Although he didn’t envy them their task, he couldn’t help feeling another frisson of excitement as he looked up at the clock in the middle of the vast concourse. The hands were at 12.19, which gave him a little over an hour before the train from Milan was due to arrive.
Both sides of two giant display boards on either side of the clock appeared to show departures only, but as he climbed the steps leading up to the restaurant he caught sight of another board marked ARRIVALS high up on a far wall near where he had just entered the platform area. From where he was positioned most of it was obscured by a large hanging advert for cars, of all things. But it was sufficient for his needs. Running his eyes down what was visible in the first column he saw the 13.23 from Milan was already listed as being due to arrive on time. There was no need to look any further.

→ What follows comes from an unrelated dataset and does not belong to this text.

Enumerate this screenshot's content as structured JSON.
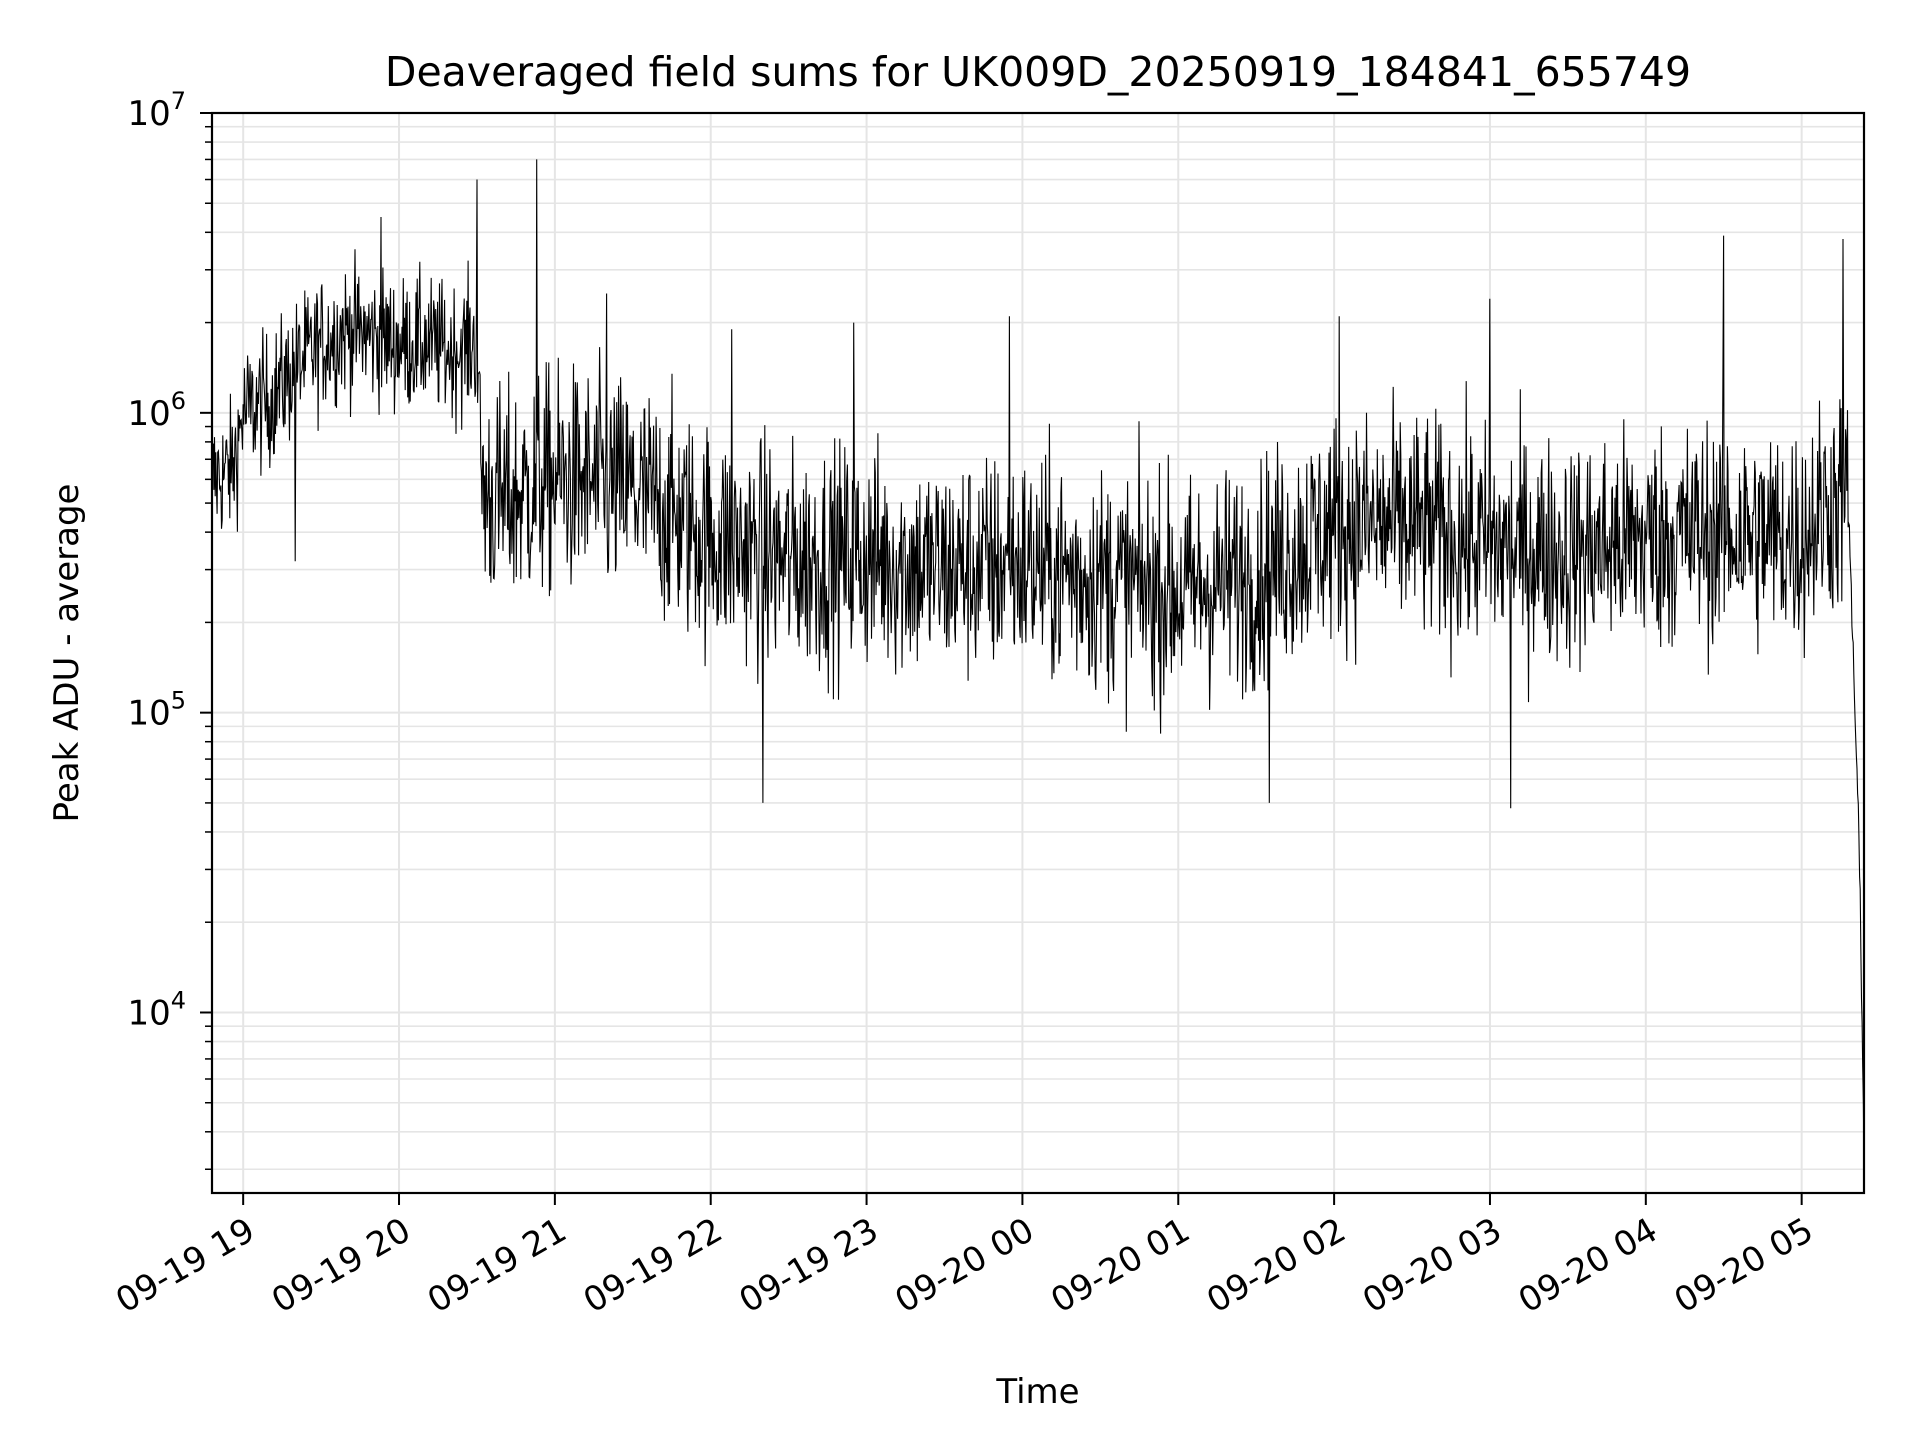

Having put his mind at rest, he entered the restaurant via a revolving door, and adjusted himself to the fact that it, too, was already more crowded than he remembered it ever being at that time of day, and he was doubly glad he had asked Véronique to book a table. At least it meant he would be seated in the far end of the main restaurant along w
ith others who had made a reservation, while at the same time affording a good view of everything going on around him.
Making himself comfortable, he took cover behind a menu, the vastness of which was commensurate with the almost overpowering size of his surroundings. What was the size of the room? Something like thirty metres long by thirteen metres wide, and some ten or eleven metres high if he remembered aright. Anything smaller in the way of a menu would have been like the proverbial pea on a drum and totally out of place.

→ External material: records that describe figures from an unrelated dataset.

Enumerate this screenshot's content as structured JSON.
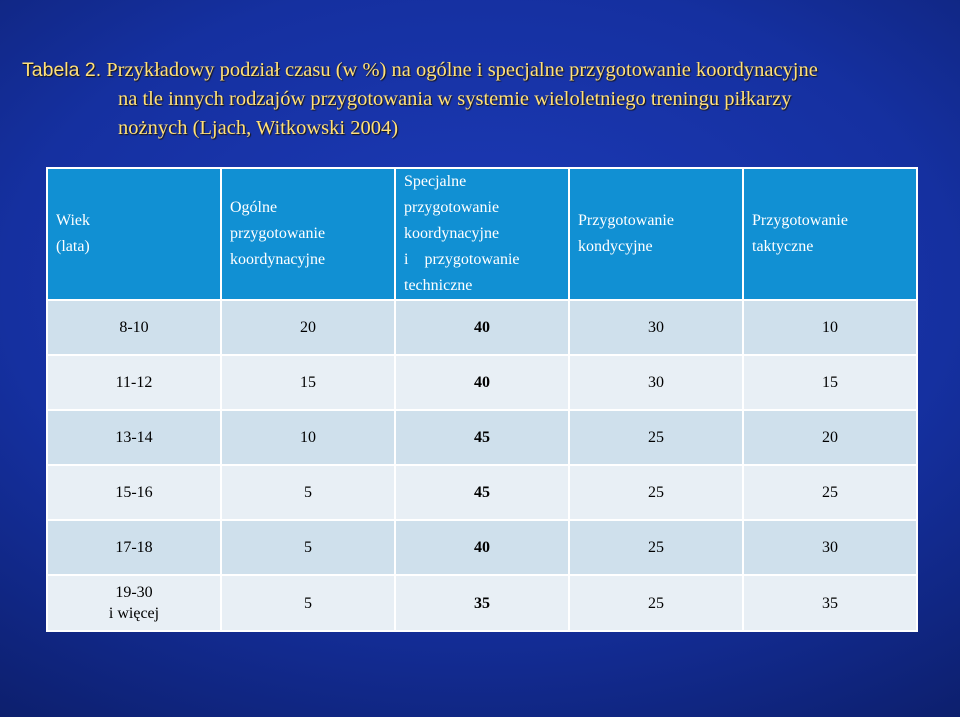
{
  "title": {
    "line1_label": "Tabela 2.",
    "line1_rest": " Przykładowy podział czasu (w %) na ogólne i specjalne przygotowanie koordynacyjne",
    "line2": "na tle innych rodzajów przygotowania w systemie wieloletniego treningu piłkarzy",
    "line3": "nożnych (Ljach, Witkowski 2004)"
  },
  "colors": {
    "title_text": "#ffe07a",
    "background": "#1530a0",
    "header_bg": "#1190d3",
    "row_odd": "#cfe0ec",
    "row_even": "#e8eff5"
  },
  "table": {
    "headers": {
      "age_line1": "Wiek",
      "age_line2": "(lata)",
      "general_line1": "Ogólne",
      "general_line2": "przygotowanie",
      "general_line3": "koordynacyjne",
      "special_line1": "Specjalne",
      "special_line2": "przygotowanie",
      "special_line3": "koordynacyjne",
      "special_line4": "i    przygotowanie",
      "special_line5": "techniczne",
      "condition_line1": "Przygotowanie",
      "condition_line2": "kondycyjne",
      "tactical_line1": "Przygotowanie",
      "tactical_line2": "taktyczne"
    },
    "rows": [
      {
        "age": "8-10",
        "general": "20",
        "special": "40",
        "condition": "30",
        "tactical": "10"
      },
      {
        "age": "11-12",
        "general": "15",
        "special": "40",
        "condition": "30",
        "tactical": "15"
      },
      {
        "age": "13-14",
        "general": "10",
        "special": "45",
        "condition": "25",
        "tactical": "20"
      },
      {
        "age": "15-16",
        "general": "5",
        "special": "45",
        "condition": "25",
        "tactical": "25"
      },
      {
        "age": "17-18",
        "general": "5",
        "special": "40",
        "condition": "25",
        "tactical": "30"
      },
      {
        "age_line1": "19-30",
        "age_line2": "i więcej",
        "general": "5",
        "special": "35",
        "condition": "25",
        "tactical": "35"
      }
    ]
  }
}
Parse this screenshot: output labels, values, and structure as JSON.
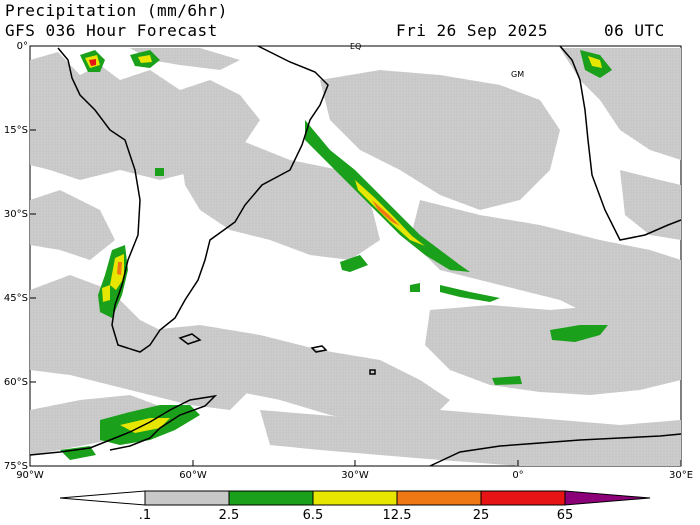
{
  "header": {
    "title": "Precipitation (mm/6hr)",
    "subtitle": "GFS 036 Hour Forecast",
    "date": "Fri 26 Sep 2025",
    "time": "06 UTC"
  },
  "map": {
    "lat_labels": [
      "0°",
      "15°S",
      "30°S",
      "45°S",
      "60°S",
      "75°S"
    ],
    "lon_labels": [
      "90°W",
      "60°W",
      "30°W",
      "0°",
      "30°E"
    ],
    "annotations": [
      "EQ",
      "GM"
    ]
  },
  "colorbar": {
    "labels": [
      ".1",
      "2.5",
      "6.5",
      "12.5",
      "25",
      "65"
    ],
    "colors": {
      "c1": "#c8c8c8",
      "c2": "#1aa01a",
      "c3": "#e6e600",
      "c4": "#f07814",
      "c5": "#e61414",
      "c6": "#8c0078"
    }
  }
}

That, at least, hadn’t changed and never would, so he spent the next few minutes studying what was on offer.
In the old days the barman was said to mix the best dry Martini in Paris, and saucisson pistaché was all the rage, but even if they were still available it was no time to put them to the test.

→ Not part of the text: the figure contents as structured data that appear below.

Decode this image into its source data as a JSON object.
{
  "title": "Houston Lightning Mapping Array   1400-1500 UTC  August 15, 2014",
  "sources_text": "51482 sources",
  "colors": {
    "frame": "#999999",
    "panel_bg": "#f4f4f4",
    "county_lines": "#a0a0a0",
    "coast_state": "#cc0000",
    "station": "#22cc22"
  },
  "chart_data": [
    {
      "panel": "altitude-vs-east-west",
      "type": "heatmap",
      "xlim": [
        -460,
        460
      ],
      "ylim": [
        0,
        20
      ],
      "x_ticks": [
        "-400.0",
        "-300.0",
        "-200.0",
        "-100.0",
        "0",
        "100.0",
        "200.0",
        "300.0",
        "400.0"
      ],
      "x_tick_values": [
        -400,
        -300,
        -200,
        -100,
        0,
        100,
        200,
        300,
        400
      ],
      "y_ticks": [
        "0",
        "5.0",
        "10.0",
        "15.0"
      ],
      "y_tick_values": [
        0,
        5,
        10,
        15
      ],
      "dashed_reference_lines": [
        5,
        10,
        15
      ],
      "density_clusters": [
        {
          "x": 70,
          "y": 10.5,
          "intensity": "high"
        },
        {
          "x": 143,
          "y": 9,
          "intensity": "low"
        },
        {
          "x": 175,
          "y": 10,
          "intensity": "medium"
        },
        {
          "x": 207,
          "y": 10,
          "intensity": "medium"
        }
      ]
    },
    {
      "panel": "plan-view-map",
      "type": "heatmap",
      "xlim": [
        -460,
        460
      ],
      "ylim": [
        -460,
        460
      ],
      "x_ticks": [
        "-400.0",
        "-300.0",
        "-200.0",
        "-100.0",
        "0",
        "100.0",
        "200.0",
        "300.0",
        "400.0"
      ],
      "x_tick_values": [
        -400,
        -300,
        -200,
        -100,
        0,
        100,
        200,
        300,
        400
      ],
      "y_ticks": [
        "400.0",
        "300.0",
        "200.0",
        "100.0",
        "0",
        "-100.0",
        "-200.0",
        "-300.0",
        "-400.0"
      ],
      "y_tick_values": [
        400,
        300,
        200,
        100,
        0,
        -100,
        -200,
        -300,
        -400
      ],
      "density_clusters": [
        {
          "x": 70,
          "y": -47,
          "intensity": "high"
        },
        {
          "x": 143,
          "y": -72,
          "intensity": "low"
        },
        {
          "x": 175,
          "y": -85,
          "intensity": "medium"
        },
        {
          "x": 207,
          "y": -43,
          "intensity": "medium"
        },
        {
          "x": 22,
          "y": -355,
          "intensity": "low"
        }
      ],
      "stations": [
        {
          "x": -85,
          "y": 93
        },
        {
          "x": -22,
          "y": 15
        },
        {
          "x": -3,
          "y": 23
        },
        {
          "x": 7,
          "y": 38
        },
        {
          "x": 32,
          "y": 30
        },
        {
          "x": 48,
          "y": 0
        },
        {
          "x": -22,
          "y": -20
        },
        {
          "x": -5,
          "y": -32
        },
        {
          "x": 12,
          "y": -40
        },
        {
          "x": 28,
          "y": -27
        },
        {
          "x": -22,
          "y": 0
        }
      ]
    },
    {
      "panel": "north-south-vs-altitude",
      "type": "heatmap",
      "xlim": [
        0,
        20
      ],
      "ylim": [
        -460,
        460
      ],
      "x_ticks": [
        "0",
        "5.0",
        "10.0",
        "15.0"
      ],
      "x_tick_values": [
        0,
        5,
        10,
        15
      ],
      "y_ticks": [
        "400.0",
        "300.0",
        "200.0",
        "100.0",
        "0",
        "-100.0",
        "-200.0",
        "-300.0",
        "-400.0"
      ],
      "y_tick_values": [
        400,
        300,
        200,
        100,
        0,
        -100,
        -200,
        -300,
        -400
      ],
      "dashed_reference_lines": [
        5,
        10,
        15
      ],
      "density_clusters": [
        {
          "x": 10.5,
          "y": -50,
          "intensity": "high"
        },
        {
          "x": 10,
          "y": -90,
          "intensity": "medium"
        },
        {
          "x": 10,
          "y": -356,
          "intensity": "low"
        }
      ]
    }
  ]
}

Scanning the options, he quickly ruled out both the ‘Menu Dégustation’ … seven courses would be pushing it a bit … as would the ‘Menu Sarah Bernhardt’. Clearly, if the number of alternative dishes listed was anything to go by, the great actress of bygone times had never been in a particular hurry; probably she had been a regular customer when she was nearing retirement and was en route to her favourite watering hole in the country. Apart from the menu, she had even had a cake named after her – a doughnut, cream and chocolate mix, suitably primed with rum.
By process of elimination he settled for something far less complicated and ordered soupe des asperges vertes glacée along with a glass of champagne to begin with, followed by – possibly because his mindset was focused on Italy and the forthcoming meeting with Caterina – cannelloni d’avocat et thon rouge, and a glass of red Chianti.
While he was waiting for the arrival of the first course he sat back and took stock of his surroundings. It was good to relax for a minute or two and dwell on the richly decorated walls festooned with pictures of glamorous ladies and their escorts framed within carved and gilded curlicues.